Thursday, January 16, 2014

Timewalking Archive Trap: Battle-Civ Beta: Episode #9 The Breaking of Two Tides

As you might be aware, I've recently redownloaded Civilization 2, one of the top three most addicting games ever created (the others being Minecraft and WoW). It brought up a lot of old memories and a quick search through my downloaded Xanga blog revealed that I'd already blogged about a game of Civilization 2. So enjoy this Timewalking Archive Trap from May of 2007.

The first tide that broke was against the city of Byblos, gateway to Egypt and main front of The Pride War. Once the dogged scores of Jade Falcon Timberwolves (all lesser units had been ground to dust by now, dashed to pieces on the iron walls and under the merciless bombs of Byblos and its defenders) had wracked the city and torn it to pieces. Byblos had lost a fifth of its population and could boast very little in the way of being a great city any longer, but as the smoke cleared, it was Timberwolves decked in the Jade Falcon signature green that walked the streets cobbled now with armored plates of thousands dead, both attacker and defender.

The verdant pain train's next stops were in elAmara, Aremetsium, Argos; and a list of other cities apparently designed to accommodate insatiable armies, this one suffering through attrition even as it pulsed with new life from a pure, strong artery that flowed straight from Sudeten.

The second tide was the tide of might from the Persians and Germans. The Jade Falcon commanders quickly learned that the difference between surrounding an enemy and having a foe in the heart of your forces was merely a matter of aggression; aggression the Germans had in spades. Striking steadily with bombers, the Germans and their Persian allies had pounded the defenseless Jade Falcon forces which bordered them. It took years for the Jade Falcons to build their own air forces up, with frequent setbacks from German destruction of factories in Hellas, rookie pilots, constant German aerial victories, decimation of whole divisions under Persian air strikes on remote fortifications, and a German foothold in Hallas gained as part of their "Abstand Luftbase" plan.

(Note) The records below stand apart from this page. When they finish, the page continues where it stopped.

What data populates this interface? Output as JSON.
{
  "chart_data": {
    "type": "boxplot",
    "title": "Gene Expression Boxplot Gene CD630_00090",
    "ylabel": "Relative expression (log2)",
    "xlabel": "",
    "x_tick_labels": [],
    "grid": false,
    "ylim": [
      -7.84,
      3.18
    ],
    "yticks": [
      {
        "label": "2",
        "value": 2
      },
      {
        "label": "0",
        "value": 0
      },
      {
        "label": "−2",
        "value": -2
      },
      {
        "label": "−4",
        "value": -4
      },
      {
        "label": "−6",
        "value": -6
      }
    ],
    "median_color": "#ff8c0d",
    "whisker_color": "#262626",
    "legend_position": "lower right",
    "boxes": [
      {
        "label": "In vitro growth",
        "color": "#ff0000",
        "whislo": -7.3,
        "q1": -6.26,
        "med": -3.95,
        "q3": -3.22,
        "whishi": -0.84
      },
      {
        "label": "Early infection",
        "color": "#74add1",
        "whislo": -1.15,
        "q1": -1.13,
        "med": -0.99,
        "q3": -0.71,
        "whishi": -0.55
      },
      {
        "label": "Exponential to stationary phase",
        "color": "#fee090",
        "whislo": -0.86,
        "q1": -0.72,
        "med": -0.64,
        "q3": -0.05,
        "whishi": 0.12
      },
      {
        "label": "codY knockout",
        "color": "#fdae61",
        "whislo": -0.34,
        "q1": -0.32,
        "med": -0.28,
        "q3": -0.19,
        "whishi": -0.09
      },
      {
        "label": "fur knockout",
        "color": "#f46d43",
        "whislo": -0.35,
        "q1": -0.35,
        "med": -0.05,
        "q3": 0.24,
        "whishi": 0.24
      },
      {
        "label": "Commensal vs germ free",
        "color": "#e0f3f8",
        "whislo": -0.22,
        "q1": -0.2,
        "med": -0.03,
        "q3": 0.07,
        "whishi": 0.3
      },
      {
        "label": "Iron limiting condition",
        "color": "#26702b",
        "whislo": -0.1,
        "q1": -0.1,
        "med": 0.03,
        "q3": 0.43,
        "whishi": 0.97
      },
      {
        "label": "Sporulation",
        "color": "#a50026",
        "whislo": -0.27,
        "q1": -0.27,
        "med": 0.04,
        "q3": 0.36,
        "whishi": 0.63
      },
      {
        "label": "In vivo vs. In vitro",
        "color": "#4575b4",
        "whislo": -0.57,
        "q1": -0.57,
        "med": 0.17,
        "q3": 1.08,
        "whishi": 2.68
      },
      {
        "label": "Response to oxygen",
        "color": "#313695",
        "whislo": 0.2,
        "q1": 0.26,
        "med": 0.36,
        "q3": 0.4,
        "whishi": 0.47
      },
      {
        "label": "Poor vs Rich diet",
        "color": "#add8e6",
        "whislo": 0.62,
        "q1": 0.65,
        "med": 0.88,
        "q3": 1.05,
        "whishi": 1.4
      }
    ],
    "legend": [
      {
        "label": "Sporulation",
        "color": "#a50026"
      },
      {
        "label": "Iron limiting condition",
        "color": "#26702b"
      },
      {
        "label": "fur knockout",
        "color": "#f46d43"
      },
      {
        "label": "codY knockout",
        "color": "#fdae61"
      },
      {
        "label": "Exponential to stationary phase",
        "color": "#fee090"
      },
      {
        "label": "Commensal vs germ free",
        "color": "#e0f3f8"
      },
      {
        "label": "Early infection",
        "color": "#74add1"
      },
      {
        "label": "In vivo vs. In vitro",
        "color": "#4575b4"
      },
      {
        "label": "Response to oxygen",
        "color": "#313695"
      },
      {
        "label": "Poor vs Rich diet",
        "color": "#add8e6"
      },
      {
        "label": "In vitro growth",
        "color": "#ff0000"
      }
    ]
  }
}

The Roman People's Movement continued to exhaust themselves with every ill-prepared assault on each new Roman city they attacked. The effort called-upon--and sapped--their reserves to succeed (and they did succeed), and each time they found themselves 4,000 miles from the nearest allied reinforcements and sandwiched beteween an anvil of Romans on the ground and a hammer of Persians in the sky. Pisae, which had been the birthing place of the RPM and held against the full might of the Old Roman Republic, was crushed utterly, becoming a see-saw city passed between the Persians and Roman People's Movement. By the time The Clans were formed it had become little more than a series of bombed-out wonders inhabited by refugees and Persian troops. Even then, decades passed before it regained it former glory.

The German half of the second tide saw an utter assault on the Greek and New Greek Colony regions of the Jade Falcon holdings. Germans touted their ancient kinship with the Greeks of old, believing they would be welcomed by their former cousins across the Teutonic Sea. Perhaps it was the bombings they used to soften the cities up or maybe it was the 500 years of the Jade Falcons citizenship, immigration, integration, and breeding, but the first German troops who set foot on the tarmac of Jade Falcon's Air Base One as part of Abstand Luftblase were thrown onto the same pyre as the traitors who supported their regime. That is, once local garrison forces united to form The Falcon Guard and came to take the city back.

The effect of the second tide--though blunted and eventually turned--was unavoidable; the Greek Province and the New Greek Colonies were pulled from The Pride War. They were now devoted to countering the Germans' ability to strike within their countryside at will. They were also the recipent of the Jade Falcon Navy--a destroyer and battleship, the remnants of the Jade Falcon effort to counter the implaccable Eygptian maritime forces.

The 'offspring' of the "Irror" Province, the first new city to be created there since Dirror and Pirror, was demolished by Persians, as was the far-flung, independant colony of John. Along most of the Jade Falcon holdings, lone, unfortified units out of cities were simply not safe, and suffered causalties in excess of 50%. Outside of Egypt (where rebels were still being put down), it was satistically safer to be a front-line unit in The Pride War than to be an engineer in Jade Falcon territory.